Attenuated acute cardiac rejection in NOS2 -/- recipients correlates with reduced apoptosis

Abstract

Background - The mechanisms through which NOS2-mediated pathways regulate graft failure in acute cardiac rejection are ill defined. To determine whether apoptosis promoted by NOS2 may contribute, we used a heterotopic transplant model to study mouse cardiac allografts placed in recipients with targeted gene deletion of NOS2. Methods and Results - Using 5 different indexes of apoptosis, we showed that mouse cardiac allografts placed in NOS2 -/- recipients (n = 7) had reduced apoptotic activity compared with those in NOS2 +/+ controls (n = 8). There were significantly fewer TUNEL-positive nuclei per high-powered field (P < 0.01), less DNA fragmentation (antinucleosome ELISA; P < 0.05), lower corrected transcript levels for caspase-1 and -3 (32P reverse transcriptase-polymerase chain reaction; P < 0.01), and reduced caspase-3 activity (cleavage of DEVD-pNA [P < 0.001] and poly [ADP-ribose] polymerase) in grafts from NOS2 -/- recipients. This concordant reduction in apoptotic indexes paralleled the improved histological outcome of grafts transplanted into NOS2 -/- recipients (assessed as rejection scores; P = 0.012). To identify pathways controlled by NOS2, we compared intragraft transcript levels of potential triggers and regulators.
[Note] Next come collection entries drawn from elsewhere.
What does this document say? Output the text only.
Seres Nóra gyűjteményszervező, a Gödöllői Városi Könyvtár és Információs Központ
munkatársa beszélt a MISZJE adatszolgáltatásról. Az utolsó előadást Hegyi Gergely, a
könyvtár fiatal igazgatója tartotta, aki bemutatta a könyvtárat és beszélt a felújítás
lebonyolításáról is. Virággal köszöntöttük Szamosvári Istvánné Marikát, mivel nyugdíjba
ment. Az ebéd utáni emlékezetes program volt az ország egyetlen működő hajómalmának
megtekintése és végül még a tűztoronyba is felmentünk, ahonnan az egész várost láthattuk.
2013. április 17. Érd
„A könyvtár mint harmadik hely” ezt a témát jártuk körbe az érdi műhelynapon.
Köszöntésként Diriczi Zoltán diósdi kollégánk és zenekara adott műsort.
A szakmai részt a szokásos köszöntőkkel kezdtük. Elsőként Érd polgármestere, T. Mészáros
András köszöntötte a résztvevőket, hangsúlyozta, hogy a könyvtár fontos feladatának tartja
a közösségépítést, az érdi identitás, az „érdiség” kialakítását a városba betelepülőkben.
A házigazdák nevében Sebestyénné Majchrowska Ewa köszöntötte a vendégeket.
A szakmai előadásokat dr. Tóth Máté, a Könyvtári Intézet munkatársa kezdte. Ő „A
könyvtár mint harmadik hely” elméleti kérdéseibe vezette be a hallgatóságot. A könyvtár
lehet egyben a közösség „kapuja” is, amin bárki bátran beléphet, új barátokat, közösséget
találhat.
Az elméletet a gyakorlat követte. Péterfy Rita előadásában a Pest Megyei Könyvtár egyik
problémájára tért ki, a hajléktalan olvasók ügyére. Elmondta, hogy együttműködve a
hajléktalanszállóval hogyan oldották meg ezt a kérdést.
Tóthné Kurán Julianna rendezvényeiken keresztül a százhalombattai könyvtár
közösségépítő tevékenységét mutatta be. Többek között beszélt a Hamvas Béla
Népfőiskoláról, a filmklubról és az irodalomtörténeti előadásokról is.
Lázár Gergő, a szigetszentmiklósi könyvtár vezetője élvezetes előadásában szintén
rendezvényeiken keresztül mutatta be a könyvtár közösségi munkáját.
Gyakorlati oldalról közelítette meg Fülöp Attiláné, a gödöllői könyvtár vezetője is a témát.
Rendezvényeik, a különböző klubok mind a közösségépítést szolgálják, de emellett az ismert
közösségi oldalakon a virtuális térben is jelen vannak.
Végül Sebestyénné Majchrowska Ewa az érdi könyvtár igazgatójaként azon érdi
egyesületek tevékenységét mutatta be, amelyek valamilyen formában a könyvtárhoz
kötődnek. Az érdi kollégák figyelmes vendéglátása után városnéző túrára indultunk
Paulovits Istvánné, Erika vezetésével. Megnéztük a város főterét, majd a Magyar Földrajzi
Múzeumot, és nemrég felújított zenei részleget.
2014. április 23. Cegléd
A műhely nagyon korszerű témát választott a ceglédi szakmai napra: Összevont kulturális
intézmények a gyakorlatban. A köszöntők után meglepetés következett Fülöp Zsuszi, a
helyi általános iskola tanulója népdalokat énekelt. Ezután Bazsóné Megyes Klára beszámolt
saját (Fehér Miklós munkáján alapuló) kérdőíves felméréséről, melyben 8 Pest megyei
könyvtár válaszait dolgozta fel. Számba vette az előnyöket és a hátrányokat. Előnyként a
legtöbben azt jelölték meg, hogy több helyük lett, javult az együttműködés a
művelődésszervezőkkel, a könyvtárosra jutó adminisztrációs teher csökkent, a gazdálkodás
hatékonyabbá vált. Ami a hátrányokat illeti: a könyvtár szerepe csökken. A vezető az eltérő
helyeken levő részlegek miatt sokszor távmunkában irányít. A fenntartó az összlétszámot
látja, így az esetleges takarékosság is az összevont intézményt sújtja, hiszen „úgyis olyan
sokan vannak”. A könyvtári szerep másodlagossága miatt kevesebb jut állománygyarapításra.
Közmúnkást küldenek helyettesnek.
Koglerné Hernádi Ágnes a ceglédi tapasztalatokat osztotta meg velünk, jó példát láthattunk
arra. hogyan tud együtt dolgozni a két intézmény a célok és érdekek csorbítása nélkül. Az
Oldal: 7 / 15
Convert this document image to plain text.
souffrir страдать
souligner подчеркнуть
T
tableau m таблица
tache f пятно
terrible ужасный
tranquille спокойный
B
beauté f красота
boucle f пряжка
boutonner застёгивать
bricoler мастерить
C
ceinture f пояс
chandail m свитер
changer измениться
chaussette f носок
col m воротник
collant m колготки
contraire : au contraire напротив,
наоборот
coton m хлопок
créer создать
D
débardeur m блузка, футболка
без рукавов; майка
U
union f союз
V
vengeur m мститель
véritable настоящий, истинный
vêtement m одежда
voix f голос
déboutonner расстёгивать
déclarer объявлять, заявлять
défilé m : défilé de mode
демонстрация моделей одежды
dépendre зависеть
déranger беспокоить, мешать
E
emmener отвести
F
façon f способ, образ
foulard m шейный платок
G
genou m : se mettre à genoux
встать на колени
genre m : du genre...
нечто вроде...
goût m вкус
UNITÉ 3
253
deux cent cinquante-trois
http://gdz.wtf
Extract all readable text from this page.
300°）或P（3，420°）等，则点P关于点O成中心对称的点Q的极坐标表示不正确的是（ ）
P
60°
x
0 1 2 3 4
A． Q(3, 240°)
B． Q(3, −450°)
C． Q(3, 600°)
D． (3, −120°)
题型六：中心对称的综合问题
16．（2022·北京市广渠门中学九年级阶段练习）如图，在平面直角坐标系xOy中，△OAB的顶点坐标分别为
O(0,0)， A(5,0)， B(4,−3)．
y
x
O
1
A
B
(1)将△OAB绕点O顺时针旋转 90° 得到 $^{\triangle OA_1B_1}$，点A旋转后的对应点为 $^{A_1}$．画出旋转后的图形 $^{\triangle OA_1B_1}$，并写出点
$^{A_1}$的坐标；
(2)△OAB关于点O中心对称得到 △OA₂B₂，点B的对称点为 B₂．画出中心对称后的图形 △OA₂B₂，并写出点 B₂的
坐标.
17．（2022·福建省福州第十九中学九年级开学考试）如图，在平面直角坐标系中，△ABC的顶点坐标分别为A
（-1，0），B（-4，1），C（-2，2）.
Whereas Fas ligand/Fas and tumor necrosis factor (TNF)-α/TNF receptor-1 levels were not altered by NOS2 deficiency, transcript levels for p53 were significantly lower in grafts from NOS2 -/- recipients, coinciding with a significant increase in the antiapoptotic Bcl-2/Bax balance and decrease in Bcl-X1 levels. Conclusions - Using NOS2 knockout mice, we demonstrated that NOS2-mediated pathways can promote acute rejection, at least in part, by inducing apoptotic cell death. When NOS2 is present, p53 might control NOS2-mediated apoptosis by stimulating Bax and repressing Bcl- 2 and Bcl-X1 expression, which may activate the cell death program n the rejecting heart.